Controller breaks on SIGHUP when ready isn't explicitly called
bryanp opened this issue · 4 comments
Discussed this with @ioquatix on Slack. Reproduce with the example code from the readme:
require 'async/container'
class Controller < Async::Container::Controller
def setup(container)
container.async do |task|
while true
puts "hello"
task.sleep(1)
end
end
end
end
controller = Controller.new
controller.run
Send SIGHUP
to the main process. You should see something like this in terminal:
zsh: hangup bundle exec ruby readme.rb
"hello" is still printed because the child process is still running. Hitting Ctrl-C
does not stop the process at this point. Stopping the process through Activity Monitor causes this error:
13.52s error: Async::Container::Process [pid=5891] [2020-04-14 09:22:11 -0700]

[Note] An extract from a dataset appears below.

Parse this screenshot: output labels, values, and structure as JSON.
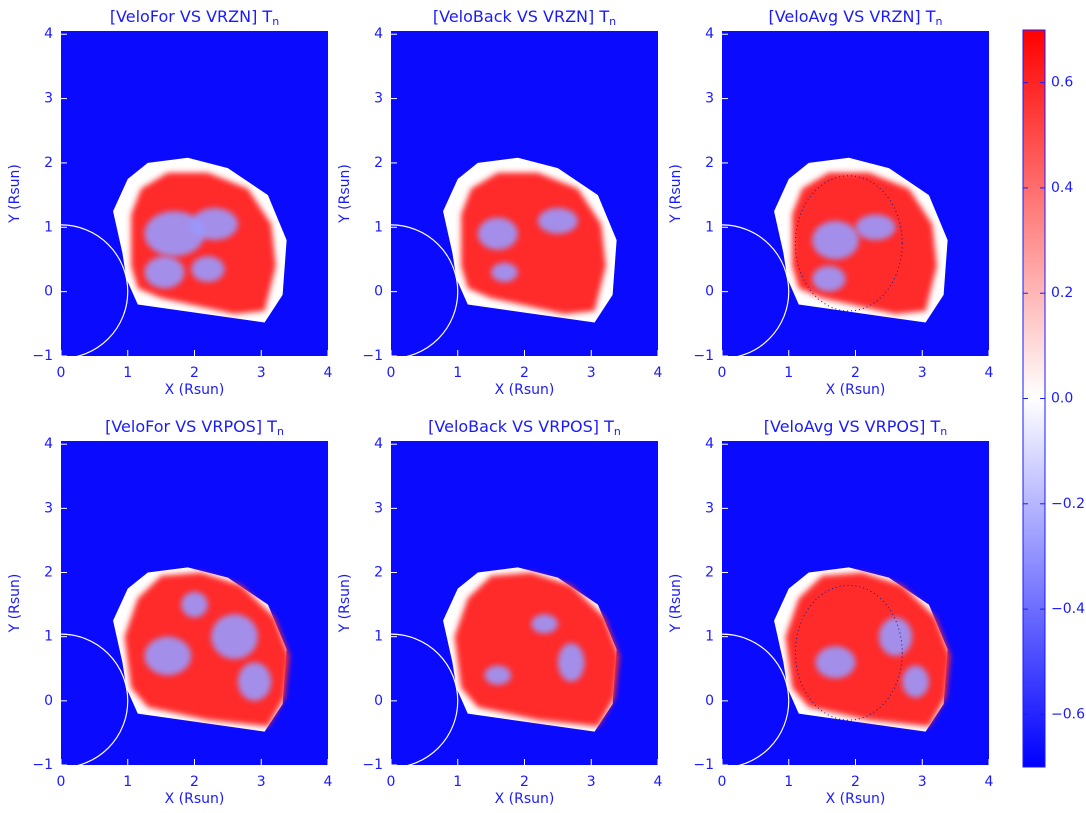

| Async::Container::Terminate: SIGTERM
| → /Users/bryanp/.gem/ruby/2.6.5/gems/async-container-0.16.4/lib/async/container/process.rb:74 in `block (3 levels) in fork'
| /Users/bryanp/.gem/ruby/2.6.5/gems/async-1.24.2/lib/async/reactor.rb:204 in `select'
| /Users/bryanp/.gem/ruby/2.6.5/gems/async-1.24.2/lib/async/reactor.rb:204 in `run_once'
| /Users/bryanp/.gem/ruby/2.6.5/gems/async-1.24.2/lib/async/reactor.rb:234 in `run'
| /Users/bryanp/.gem/ruby/2.6.5/gems/async-1.24.2/lib/async/reactor.rb:56 in `run'
| /Users/bryanp/.gem/ruby/2.6.5/gems/async-container-0.16.4/lib/async/container/generic.rb:168 in `block in async'
| /Users/bryanp/.gem/ruby/2.6.5/gems/async-container-0.16.4/lib/async/container/process.rb:77 in `block (2 levels) in fork'
| /Users/bryanp/.gem/ruby/2.6.5/gems/async-container-0.16.4/lib/async/container/process.rb:72 in `fork'
| /Users/bryanp/.gem/ruby/2.6.5/gems/async-container-0.16.4/lib/async/container/process.rb:72 in `block in fork'
| /Users/bryanp/.gem/ruby/2.6.5/gems/async-container-0.16.4/lib/async/container/process.rb:106 in `initialize'
| /Users/bryanp/.gem/ruby/2.6.5/gems/async-container-0.16.4/lib/async/container/process.rb:71 in `new'
| /Users/bryanp/.gem/ruby/2.6.5/gems/async-container-0.16.4/lib/async/container/process.rb:71 in `fork'
| /Users/bryanp/.gem/ruby/2.6.5/gems/async-container-0.16.4/lib/async/container/forked.rb:35 in `start'
| /Users/bryanp/.gem/ruby/2.6.5/gems/async-container-0.16.4/lib/async/container/generic.rb:134 in `block in spawn'
Here's a working version:
require 'async/container'
class Controller < Async::Container::Controller
def setup(container)
container.run(count: 1) do |instance|
Async do |task|
task.async do
loop do
puts "hello"
task.sleep 1
end
end
instance.ready!
task.children.each(&:wait)
end
end
end
end
controller = Controller.new
controller.run
Couple observations:
- We should consider a better way to handle the case where
ready!
is not called. - I'm not entirely sure how
ready!
is to be called when usingcontainer.async
.
So, this code has received updates to get it working I production but there are some rough edges as you have outlined. Thanks for that.
Readiness handling
ready!
is going to be an essential part of the contract between parent and child process. Right now I don't have any semantics for handling failures except "either the entire thing has failed" or "it failed, try to restart it".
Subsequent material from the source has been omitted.